Ratna Indarwulan, S. Pd, Guru IPAS dan Bahasa Daerah SMK Pariwisata Satya Widya Surabaya, mengutarakan bahwa nilai-nilai Pancasila sudah disisipkan ke materi pembelajaran Bahasa Daerah dan IPAS.
‘Setiap saya mengajar senantiasa saya masukkan nilai-nilai dari Pancasila kepada anak didik. Misal, bersikap sopan santun, menghormati orang tua, bertutur halus, kerja sama, Namun untuk pelajaran IPAS saya sentuh langsung pada hubungan manusia kepada Allah,” kata Bu Ratna, panggilan kesehariannya, sembari jari telunjuk tangan kanannya menuding ke atas.
Di tempat lain, Falah Widodo, S. SH. I, Guru Agama Islam SD Negeri Mojo 3 Surabaya, mengatakan penanaman keimanan dan ketaqwaan sudah dipraktikkan pada siswa kelas 1 hingga kelas 6. Tetapi untuk sholat berjamaah dhuhur pada kelas 4 dan kelas 5. Untuk Asmaul Husna dan istighosa pada kelas 5 dan kelas 6.
“Kegiatan menyantuni anak yatim piatu, membantu pada keluarga yang meninggal dunia dan kerja bakti dan menjaga kebersihan mushola dilakukan setiap hari oleh semua siswa. Semua ini adalah bentuk upaya kongkrit dari penanaman nilai-nilai Pancasila,” urai Pak Wid, sapaan akrabnya di sekolah.
Purbandari, S. Sn, Ketua Ludruk RRI Surabaya juga sudah menanamkan nilai-nilai Pancasila pada setiap lakon ludruk.
“Lakon yang bertemakan perjuangan, cinta tanah air dan kesetiaan terhadap bangsa dan negara.
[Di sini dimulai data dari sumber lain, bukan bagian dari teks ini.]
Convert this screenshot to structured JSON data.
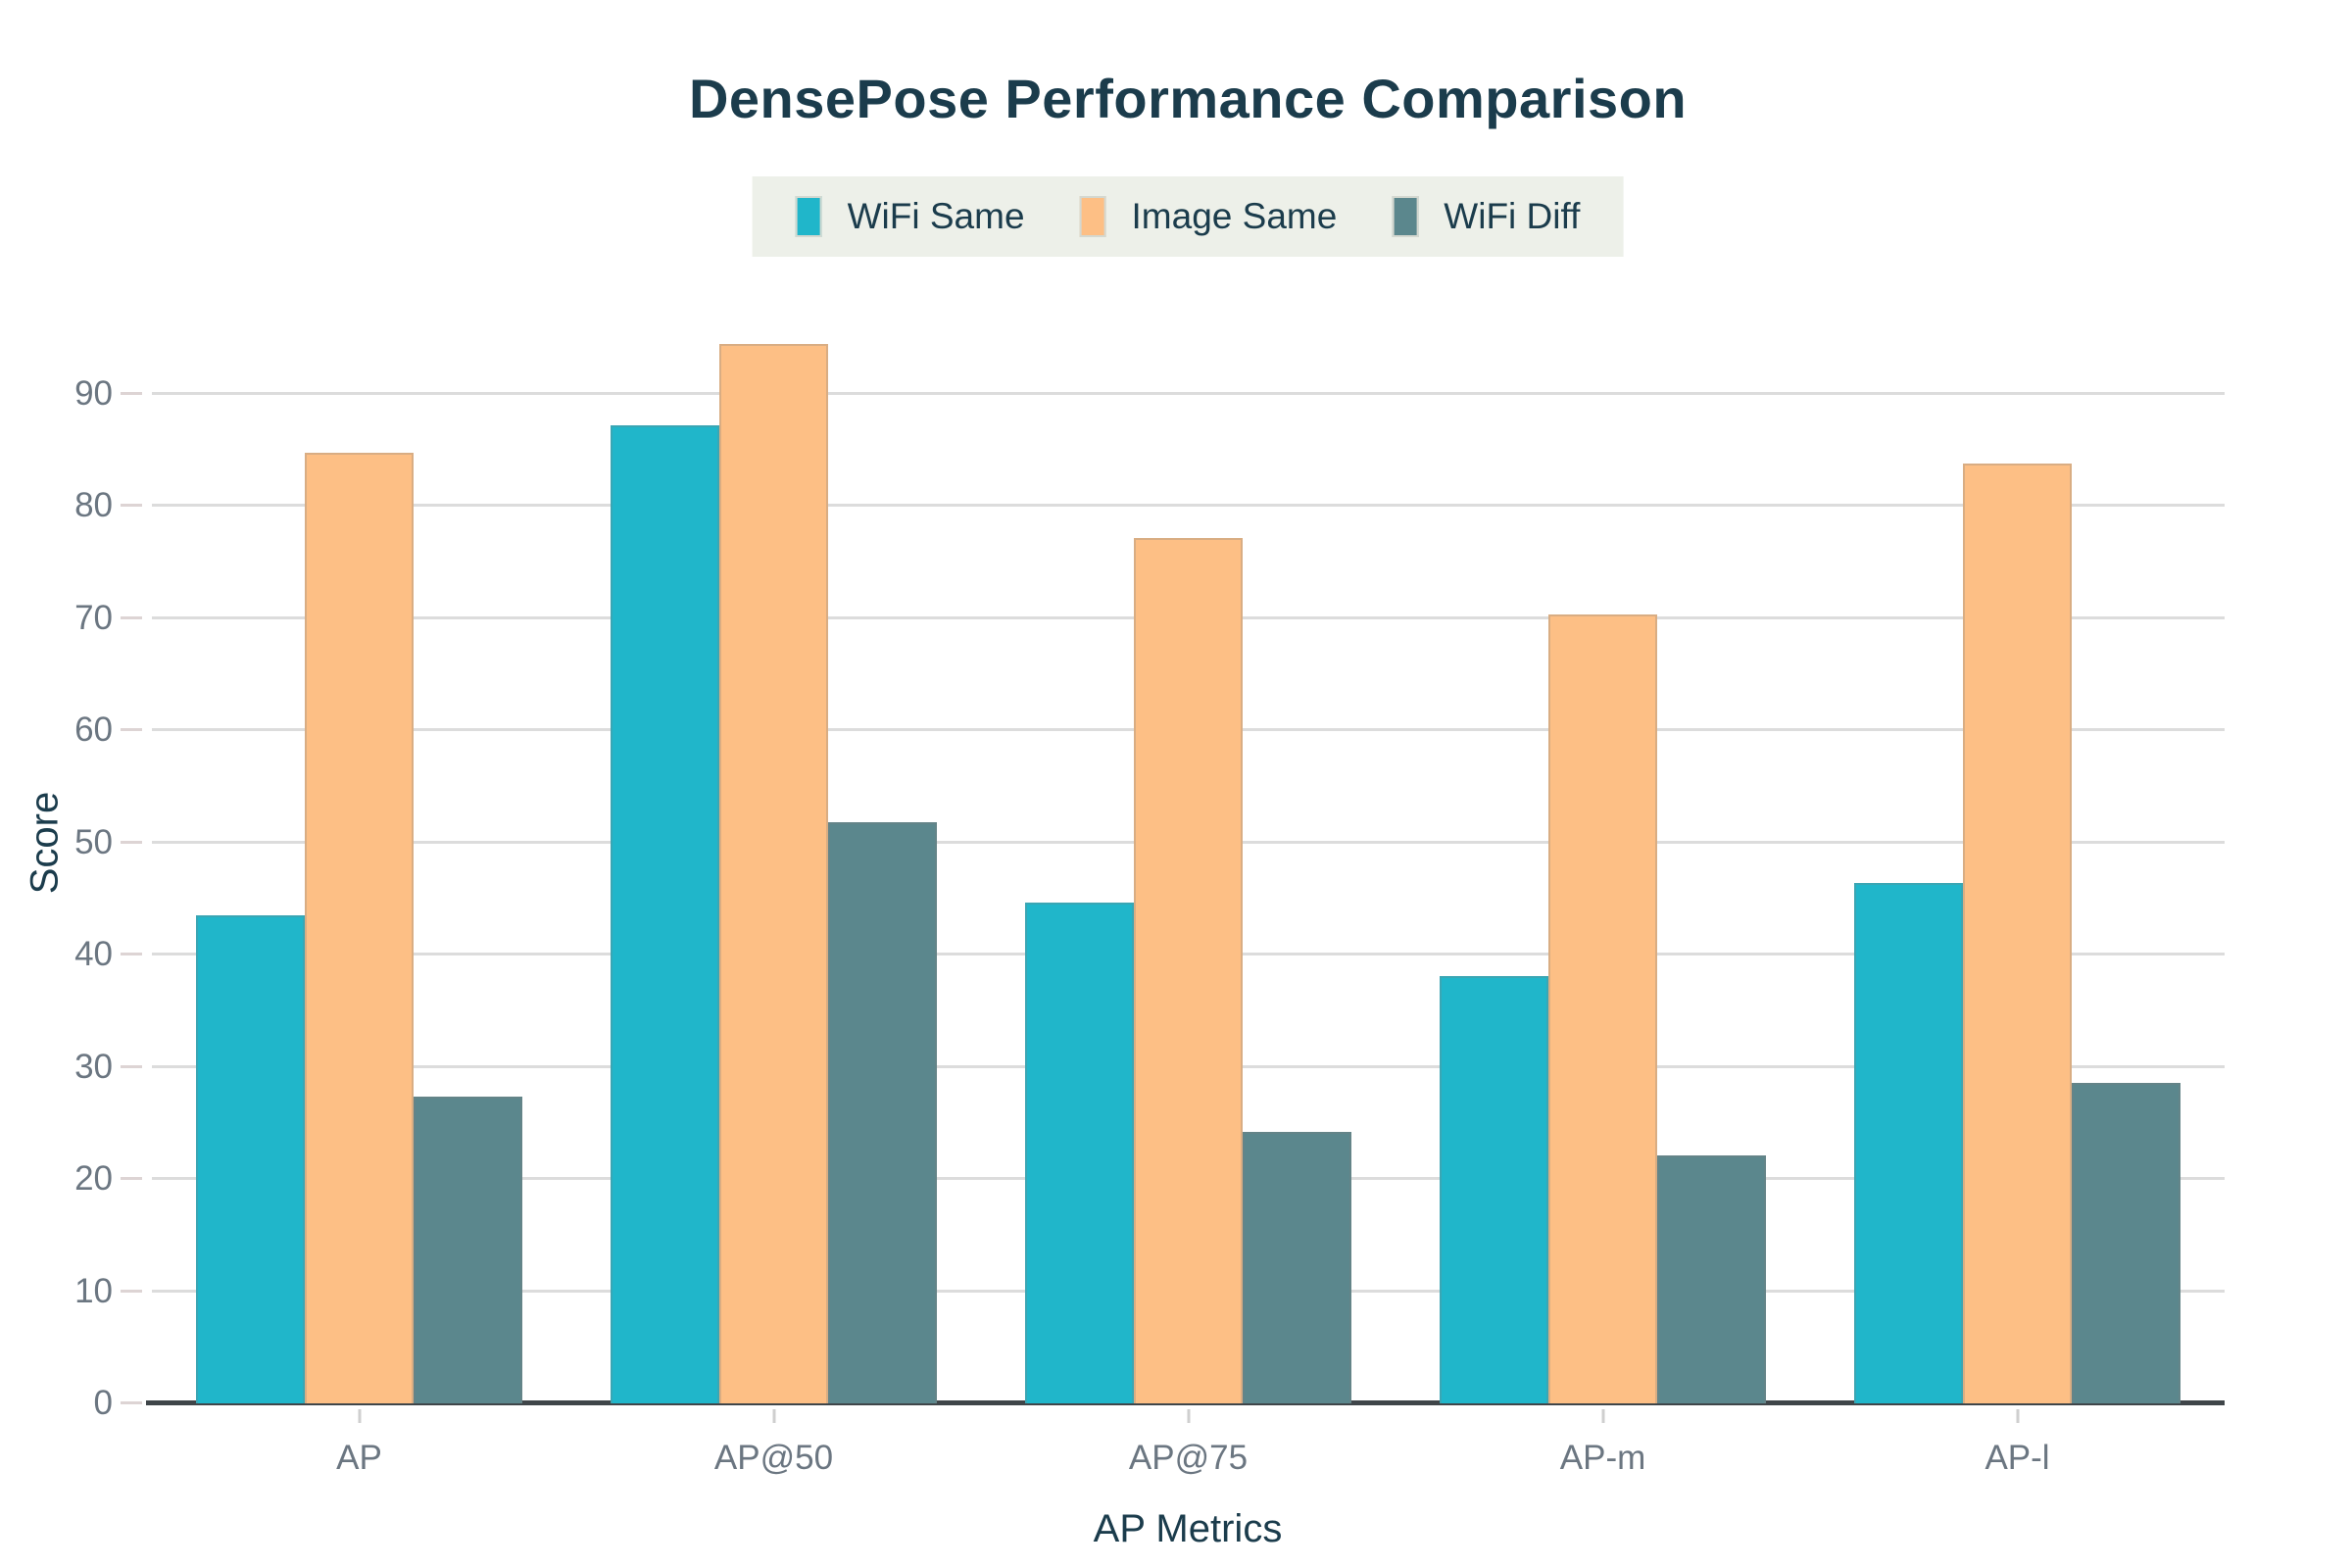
{
  "chart_data": {
    "type": "bar",
    "title": "DensePose Performance Comparison",
    "xlabel": "AP Metrics",
    "ylabel": "Score",
    "categories": [
      "AP",
      "AP@50",
      "AP@75",
      "AP-m",
      "AP-l"
    ],
    "series": [
      {
        "name": "WiFi Same",
        "color": "#20b6ca",
        "values": [
          43.5,
          87.2,
          44.6,
          38.1,
          46.4
        ]
      },
      {
        "name": "Image Same",
        "color": "#fdbf85",
        "values": [
          84.7,
          94.4,
          77.1,
          70.3,
          83.8
        ]
      },
      {
        "name": "WiFi Diff",
        "color": "#5b878d",
        "values": [
          27.3,
          51.8,
          24.2,
          22.1,
          28.6
        ]
      }
    ],
    "ylim": [
      0,
      100
    ],
    "yticks": [
      0,
      10,
      20,
      30,
      40,
      50,
      60,
      70,
      80,
      90
    ],
    "grid": true,
    "legend_position": "top-center",
    "colors": {
      "legend_bg": "#edf0e9",
      "title_text": "#1b3c4c",
      "tick_text": "#6b7681",
      "gridline": "#dcdcdc",
      "axis_line": "#3f4549"
    }
  }
}
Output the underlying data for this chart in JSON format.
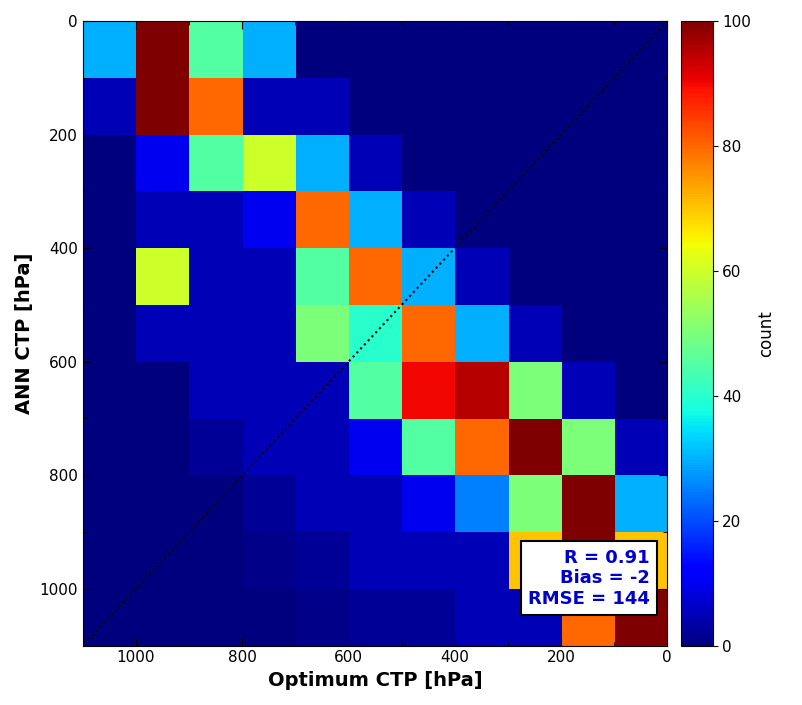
{
  "xlabel": "Optimum CTP [hPa]",
  "ylabel": "ANN CTP [hPa]",
  "colorbar_label": "count",
  "stats_text": "R = 0.91\nBias = -2\nRMSE = 144",
  "stats_color": "#0000cc",
  "vmin": 0,
  "vmax": 100,
  "bin_edges": [
    0,
    100,
    200,
    300,
    400,
    500,
    600,
    700,
    800,
    900,
    1000,
    1100
  ],
  "figsize": [
    8.02,
    7.05
  ],
  "dpi": 100,
  "hist": [
    [
      0,
      0,
      0,
      0,
      0,
      0,
      0,
      30,
      45,
      100,
      30
    ],
    [
      0,
      0,
      0,
      0,
      0,
      0,
      5,
      5,
      80,
      100,
      5
    ],
    [
      0,
      0,
      0,
      0,
      0,
      5,
      30,
      60,
      45,
      10,
      0
    ],
    [
      0,
      0,
      0,
      0,
      5,
      30,
      80,
      10,
      5,
      5,
      0
    ],
    [
      0,
      0,
      0,
      5,
      30,
      80,
      45,
      5,
      5,
      60,
      0
    ],
    [
      0,
      0,
      5,
      30,
      80,
      40,
      50,
      5,
      5,
      5,
      0
    ],
    [
      0,
      5,
      50,
      95,
      90,
      45,
      5,
      5,
      5,
      0,
      0
    ],
    [
      5,
      50,
      100,
      80,
      45,
      10,
      5,
      5,
      2,
      0,
      0
    ],
    [
      30,
      100,
      50,
      25,
      10,
      5,
      5,
      2,
      0,
      0,
      0
    ],
    [
      70,
      100,
      70,
      5,
      5,
      5,
      2,
      1,
      0,
      0,
      0
    ],
    [
      100,
      80,
      5,
      5,
      2,
      2,
      1,
      0,
      0,
      0,
      0
    ]
  ]
}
Semua ini akan menjadi teladan bagi penonton ludruk,” katanya di Studio Pro 4 RRI Surabaya.
Hari ini (29 Mei 2024) RRI Surabaya membuka dialog Pagelaran Pasca Pemilu dengan tema “Indonesia Tentram dalam Keberagaman”. Pembicara Dr. Suko Widodo, M. Si, Dosen Unair Surabaya, Novli Bernado Theyysen, SH, Ketua Bawaslu Surabaya.
“RRI harus jadi pusat kebudayaan. Seperti acara baca geguritan (puisi dalam bahasa Jawa), tari, musik. Semua sudah ada di seni pertunjukan ludruk RRI Surabaya,. Di kampus hanya bersifat teori, implementasinya di RRI Surabaya,” tegas Suko Widodo. Lebih lanjut Suko Widodo mengutarakan bahwa di luar negeri disebut broad way ( jalan besar untuk budaya). Seperti di sekolah banyak juga guru yang seniman. Maka sudah pasti akan mengembangkan nilai-nilai rasa seni. Namun semuanya harus kembali pada kemauan publik akan nilai seni. Dan ini sudah jelas sebuah upaya menanamkan nilai-nilai Pancasila.
Acara ini juga diisi seni tari remo, dangdut, baca geguritan dan seni lainnya.